ご主人は、春野町熊切生まれ。「なぜか熊づくし(笑)。」実家もやはり林家。林業が好きで勤め人を辞め、この熊平家に婿入りした。奥様は、生まれも育ちもこの家。「とにかく広いでしょ。戦時中は疎開してきた人をいれて7世帯20数人が暮らしていました。今思えばすごいことですねぇ。」明治26年にできたこの家の広さは、今の家族数(三人)ではもてあまし気味。「人寄りがするとき、家を見せてと来客があるときは大変です。掃除はもちろん、しつらえもしなきゃいけない。それに天井が高くて軒が長いから、冬は寒いです。来客の際は前から暖めておかないと。」取材時はかなり前から部屋を暖めてくださっていて、奥様の心使いが伝わってきた。これも木の家ならではのおもてなしなのだ。

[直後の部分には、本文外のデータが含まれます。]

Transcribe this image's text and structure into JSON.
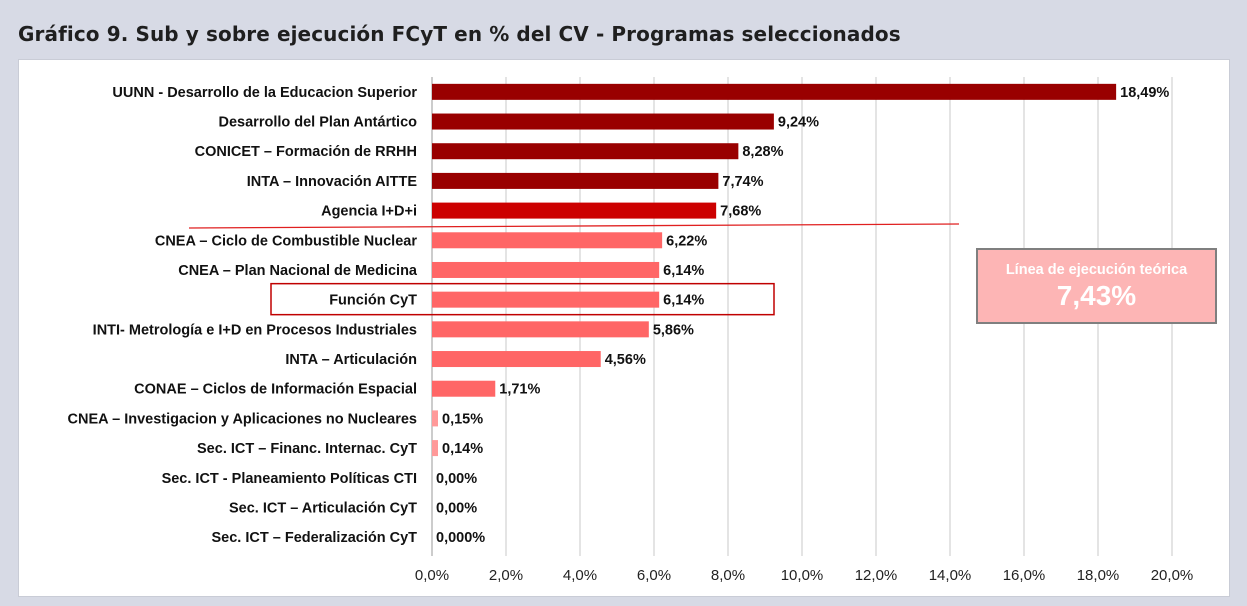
{
  "title": "Gráfico 9. Sub y sobre ejecución FCyT en % del CV - Programas seleccionados",
  "callout": {
    "label": "Línea de ejecución teórica",
    "value": "7,43%"
  },
  "highlighted_category": "Función CyT",
  "colors": {
    "dark": "#990000",
    "medium": "#cc0000",
    "light": "#ff6666",
    "lighter": "#ff9999",
    "line": "#e02020",
    "box": "#c00000"
  },
  "chart_data": {
    "type": "bar",
    "orientation": "horizontal",
    "title": "Gráfico 9. Sub y sobre ejecución FCyT en % del CV - Programas seleccionados",
    "categories": [
      "UUNN - Desarrollo de la Educacion Superior",
      "Desarrollo del Plan Antártico",
      "CONICET – Formación de RRHH",
      "INTA – Innovación AITTE",
      "Agencia I+D+i",
      "CNEA – Ciclo de Combustible Nuclear",
      "CNEA – Plan Nacional de Medicina",
      "Función CyT",
      "INTI- Metrología e I+D en Procesos Industriales",
      "INTA – Articulación",
      "CONAE – Ciclos de Información Espacial",
      "CNEA – Investigacion y Aplicaciones no Nucleares",
      "Sec. ICT – Financ. Internac. CyT",
      "Sec. ICT -  Planeamiento Políticas CTI",
      "Sec. ICT – Articulación CyT",
      "Sec. ICT – Federalización CyT"
    ],
    "values": [
      18.49,
      9.24,
      8.28,
      7.74,
      7.68,
      6.22,
      6.14,
      6.14,
      5.86,
      4.56,
      1.71,
      0.15,
      0.14,
      0.0,
      0.0,
      0.0
    ],
    "value_labels": [
      "18,49%",
      "9,24%",
      "8,28%",
      "7,74%",
      "7,68%",
      "6,22%",
      "6,14%",
      "6,14%",
      "5,86%",
      "4,56%",
      "1,71%",
      "0,15%",
      "0,14%",
      "0,00%",
      "0,00%",
      "0,000%"
    ],
    "bar_colors": [
      "#990000",
      "#990000",
      "#990000",
      "#990000",
      "#cc0000",
      "#ff6666",
      "#ff6666",
      "#ff6666",
      "#ff6666",
      "#ff6666",
      "#ff6666",
      "#ff9999",
      "#ff9999",
      "#ff9999",
      "#ff9999",
      "#ff9999"
    ],
    "xlim": [
      0,
      20
    ],
    "x_ticks": [
      0,
      2,
      4,
      6,
      8,
      10,
      12,
      14,
      16,
      18,
      20
    ],
    "x_tick_labels": [
      "0,0%",
      "2,0%",
      "4,0%",
      "6,0%",
      "8,0%",
      "10,0%",
      "12,0%",
      "14,0%",
      "16,0%",
      "18,0%",
      "20,0%"
    ],
    "reference_line": {
      "label": "Línea de ejecución teórica",
      "value": 7.43,
      "value_label": "7,43%"
    },
    "grid": true,
    "legend": "none"
  }
}
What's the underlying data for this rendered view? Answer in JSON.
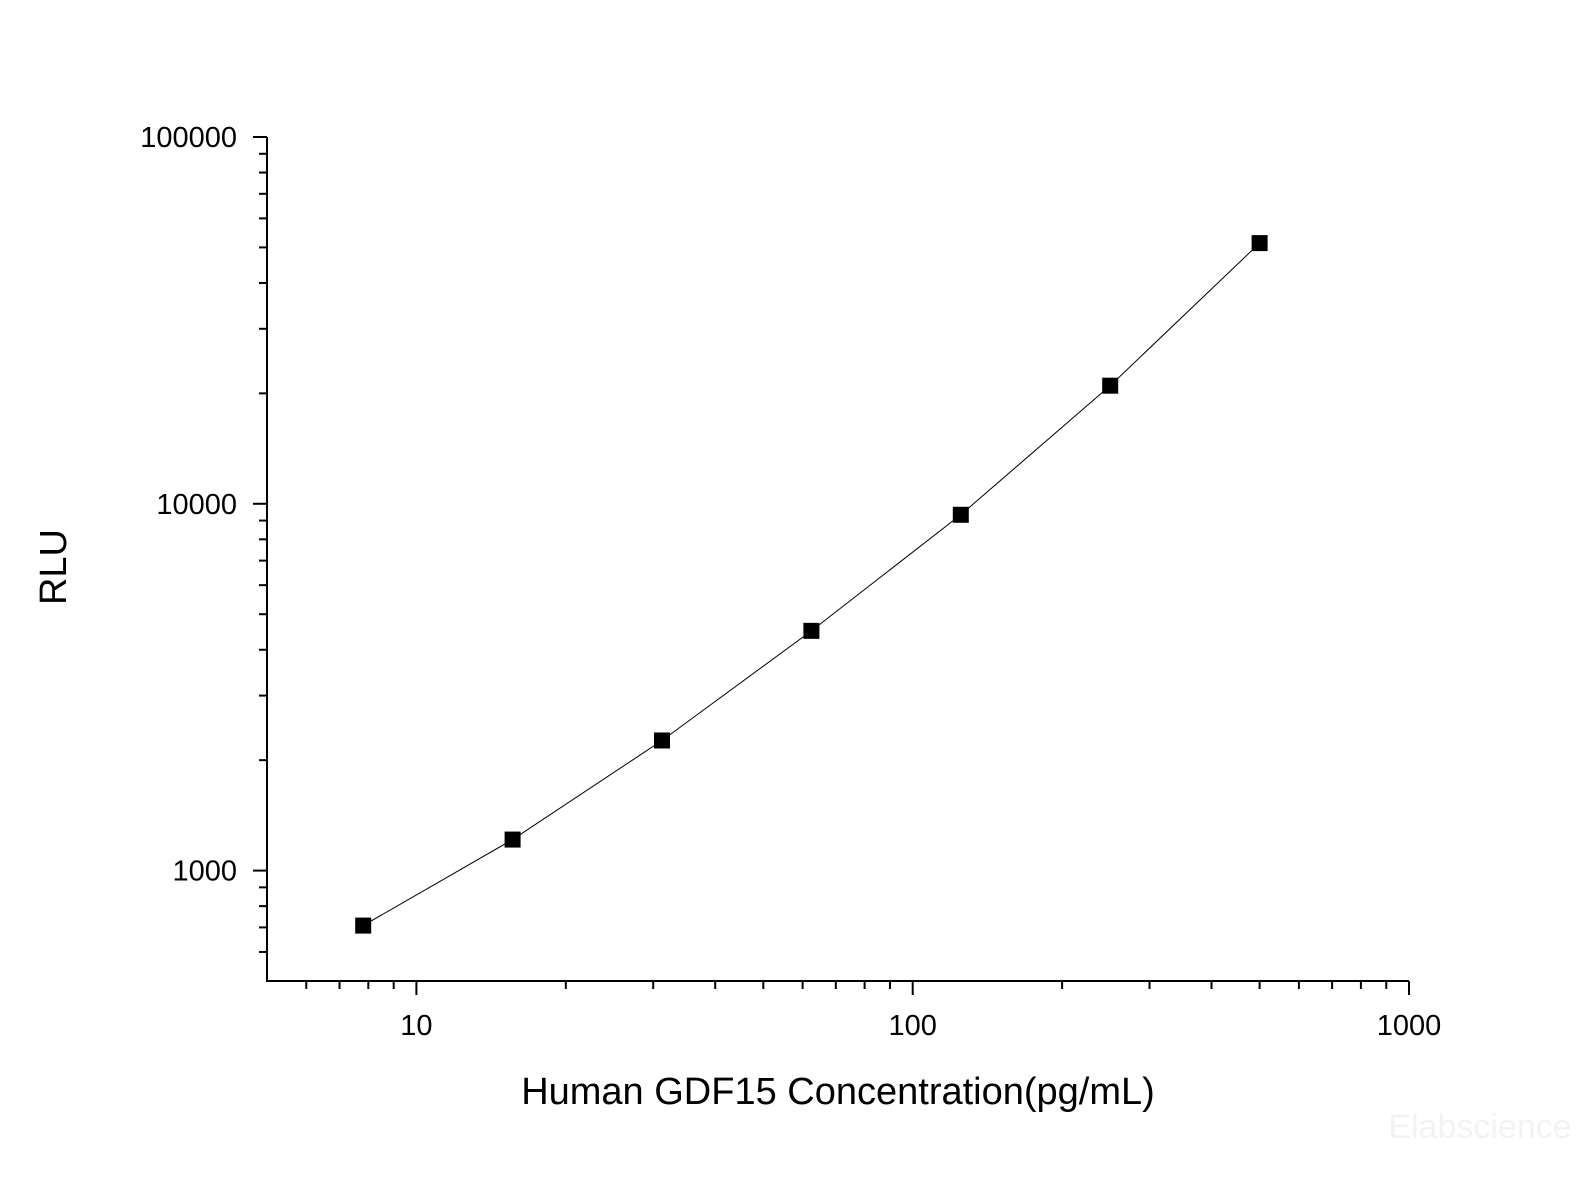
{
  "chart_data": {
    "type": "line",
    "x_label": "Human GDF15 Concentration(pg/mL)",
    "y_label": "RLU",
    "watermark": "Elabscience",
    "xscale": "log",
    "yscale": "log",
    "markers": true,
    "x": [
      7.8125,
      15.625,
      31.25,
      62.5,
      125,
      250,
      500
    ],
    "series": [
      {
        "color": "#000000",
        "values": [
          708,
          1215,
          2263,
          4504,
          9333,
          20990,
          51370
        ]
      }
    ],
    "xlim": [
      5,
      1000
    ],
    "ylim": [
      500,
      100000
    ],
    "xticks": [
      10,
      100,
      1000
    ],
    "yticks": [
      1000,
      10000,
      100000
    ],
    "xminorticks": [
      6,
      7,
      8,
      9,
      20,
      30,
      40,
      50,
      60,
      70,
      80,
      90,
      200,
      300,
      400,
      500,
      600,
      700,
      800,
      900
    ],
    "yminorticks": [
      600,
      700,
      800,
      900,
      2000,
      3000,
      4000,
      5000,
      6000,
      7000,
      8000,
      9000,
      20000,
      30000,
      40000,
      50000,
      60000,
      70000,
      80000,
      90000
    ]
  }
}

一本の大きな桜の木がこの家を背後から見守っている。桜の季節はこの桜を目当てに多くの方がこの集落を訪れる。「桜を見たあと“お宅を拝見させていただけませんか”と訪ねてくる方が多くなりまして。だから余計キレイにしておかなきゃ、となりますから、さらに忙しい(笑)。」お宅拝見は、拝見される側の苦労はなかなか伝わらないものだ。

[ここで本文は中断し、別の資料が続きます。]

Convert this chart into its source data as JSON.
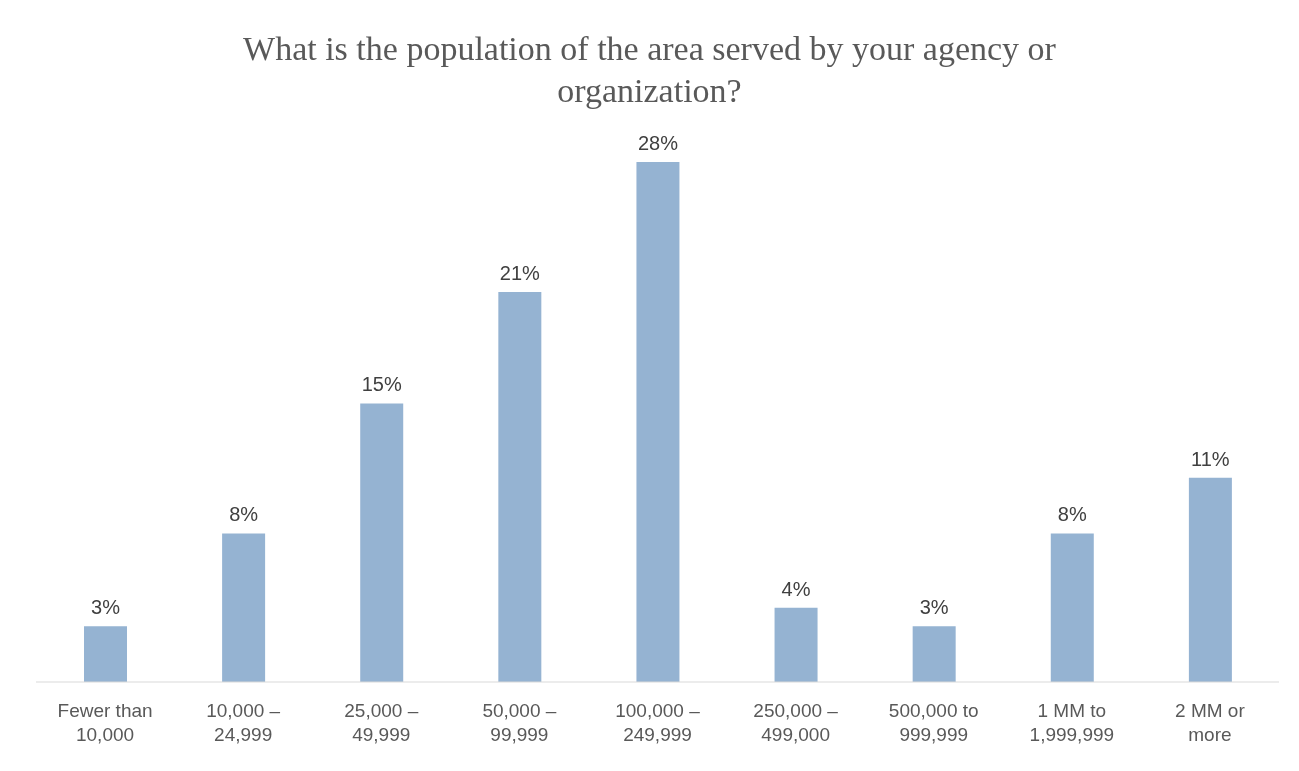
{
  "chart_data": {
    "type": "bar",
    "title": "What is the population of the area served by your agency or organization?",
    "categories": [
      "Fewer than 10,000",
      "10,000 – 24,999",
      "25,000 – 49,999",
      "50,000 – 99,999",
      "100,000 – 249,999",
      "250,000 – 499,000",
      "500,000 to 999,999",
      "1 MM to 1,999,999",
      "2 MM or more"
    ],
    "values": [
      3,
      8,
      15,
      21,
      28,
      4,
      3,
      8,
      11
    ],
    "value_labels": [
      "3%",
      "8%",
      "15%",
      "21%",
      "28%",
      "4%",
      "3%",
      "8%",
      "11%"
    ],
    "color": "#95b3d2",
    "grid": false,
    "legend": false
  }
}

帰り際、家を建て替えようなんて思ったことはありますか、とご主人に聞いてみる。質問を笑い飛ばしながら「ぜ〜んぜん!だって、もったいないじゃん、こんな家ないですよ、他に。」訪問したときからなんとなく予測し、期待していた答えが、あっけらかんと響いてこの取材の締めくくりとなった。